Friday, March 30, 2007

I love to function

While working on my piece of piss Java assignment, i came up with a neat little random number generating function. It's a mirror of a function that is commonly used by Objective-C developers, and allows you to have random numbers but within a range. I've casted the result before i return to the calling routine, so you simply change or remove the cast to get the primitive of your choice, as it's all Floating point arithmetic.

Java



private int randomIntWithinRange(int pLow, int pHighest, boolean pDebug){
boolean acceptableValue = false;
double possibleValue;
double finalValue = - 0.1;
int attemptsTillSuccess = 0;

//If the value is not acceptable continue
while(!acceptableValue){
possibleValue = Math.random() * (pHighest * 10);

if(possibleValue >= pLow && possibleValue <= pHighest){
finalValue = possibleValue;
acceptableValue = true;
}
else{
attemptsTillSuccess++; //How many times
}

}

if(pDebug){
System.out.println("" + attemptsTillSuccess + " attempt(s) till success"); //debuging
}

return (int)finalValue;
}

It's even does a little debugging line, so you can see the number of attempts till it succeeds. Released under the GPL 2.0, For use in non-commercial products yada yada. When i can be asked i'll write a Javascript, and C version, and if i feel really nice a VB version.

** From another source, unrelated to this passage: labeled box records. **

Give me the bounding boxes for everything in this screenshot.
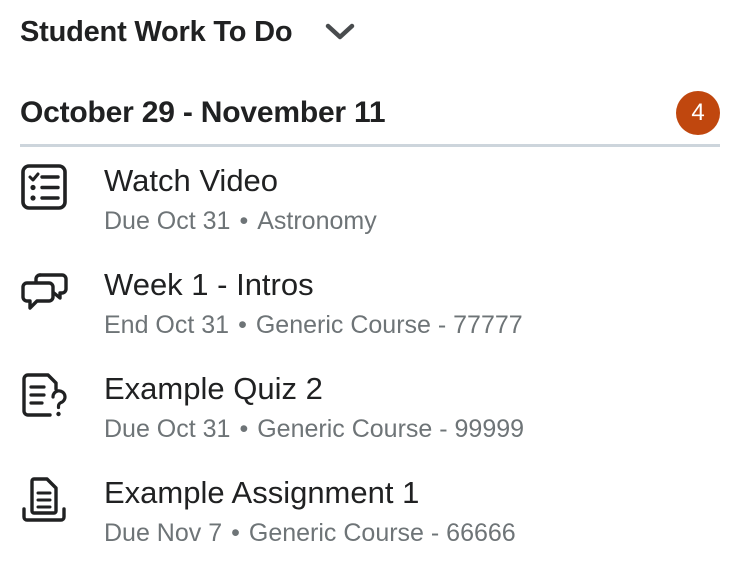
separator-dot: •	[231, 519, 240, 547]
item-meta: End Oct 31 • Generic Course - 77777	[104, 309, 523, 341]
item-meta: Due Nov 7 • Generic Course - 66666	[104, 517, 516, 549]
separator-dot: •	[238, 311, 247, 339]
item-date: Due Nov 7	[104, 519, 223, 547]
item-text: Example Assignment 1 Due Nov 7 • Generic C…	[104, 475, 516, 549]
item-title[interactable]: Week 1 - Intros	[104, 267, 523, 303]
item-title[interactable]: Watch Video	[104, 163, 377, 199]
date-range-title: October 29 - November 11	[20, 95, 386, 129]
collapse-button[interactable]	[320, 12, 360, 52]
widget-title: Student Work To Do	[20, 15, 293, 48]
work-to-do-widget: Student Work To Do October 29 - November…	[20, 0, 720, 579]
item-date: Due Oct 31	[104, 415, 231, 443]
item-count-badge: 4	[676, 90, 720, 135]
item-meta: Due Oct 31 • Astronomy	[104, 205, 377, 237]
discussion-icon	[20, 267, 70, 317]
item-course: Generic Course - 99999	[257, 415, 525, 443]
quiz-icon	[20, 371, 70, 421]
item-course: Generic Course - 77777	[255, 311, 523, 339]
separator-dot: •	[239, 415, 249, 443]
item-title[interactable]: Example Assignment 1	[104, 475, 516, 511]
item-text: Week 1 - Intros End Oct 31 • Generic Cours…	[104, 267, 523, 341]
item-course: Astronomy	[257, 207, 377, 235]
item-text: Watch Video Due Oct 31 • Astronomy	[104, 163, 377, 237]
item-meta: Due Oct 31 • Generic Course - 99999	[104, 413, 524, 445]
item-text: Example Quiz 2 Due Oct 31 • Generic Course…	[104, 371, 524, 445]
item-date: End Oct 31	[104, 311, 230, 339]
work-item-list: Watch Video Due Oct 31 • Astronomy Week 1 …	[20, 163, 720, 579]
separator-dot: •	[239, 207, 249, 235]
chevron-down-icon	[326, 23, 355, 40]
item-title[interactable]: Example Quiz 2	[104, 371, 524, 407]
item-course: Generic Course - 66666	[248, 519, 516, 547]
work-item-week-1-intros[interactable]: Week 1 - Intros End Oct 31 • Generic Cours…	[20, 267, 720, 371]
assignment-icon	[20, 475, 70, 525]
work-item-example-quiz-2[interactable]: Example Quiz 2 Due Oct 31 • Generic Course…	[20, 371, 720, 475]
checklist-icon	[20, 163, 70, 213]
widget-header: Student Work To Do	[20, 0, 720, 64]
work-item-watch-video[interactable]: Watch Video Due Oct 31 • Astronomy	[20, 163, 720, 267]
work-item-example-assignment-1[interactable]: Example Assignment 1 Due Nov 7 • Generic C…	[20, 475, 720, 579]
item-date: Due Oct 31	[104, 207, 231, 235]
date-range-header: October 29 - November 11 4	[20, 87, 720, 147]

Update: With me having banned myself from facebook for a while, i thought i would make myself more useful and covert the java to ECMA script, of Javascript for lesser clued up, wasn't hard just replaced primitive declarations with var ^_^.

Javascript



function randomIntWithinRange( pLowest, pHighest, pDebug ){
var acceptableValue = false;
var possibleValue;
var finalValue;
var attemptsTillSuccess;

while(!acceptableValue){
possibleValue = Math.random() * (pHighest * 10 );

if(possibleValue >= pLow && possibleValue <= pHighest){
finalValue = possibleValue;
acceptableValue = true;
}
else{
attemptsTillSuccess++; //How many times
}
}

if(pDebug){
Document.write(attemptsTillSuccess + " attempts till success"); //debuging
}

//Damn loosely typed language!!
return Math.round(finalValue);



PS. I didn't test the javascript version, so don't count on it to work straight off the bat.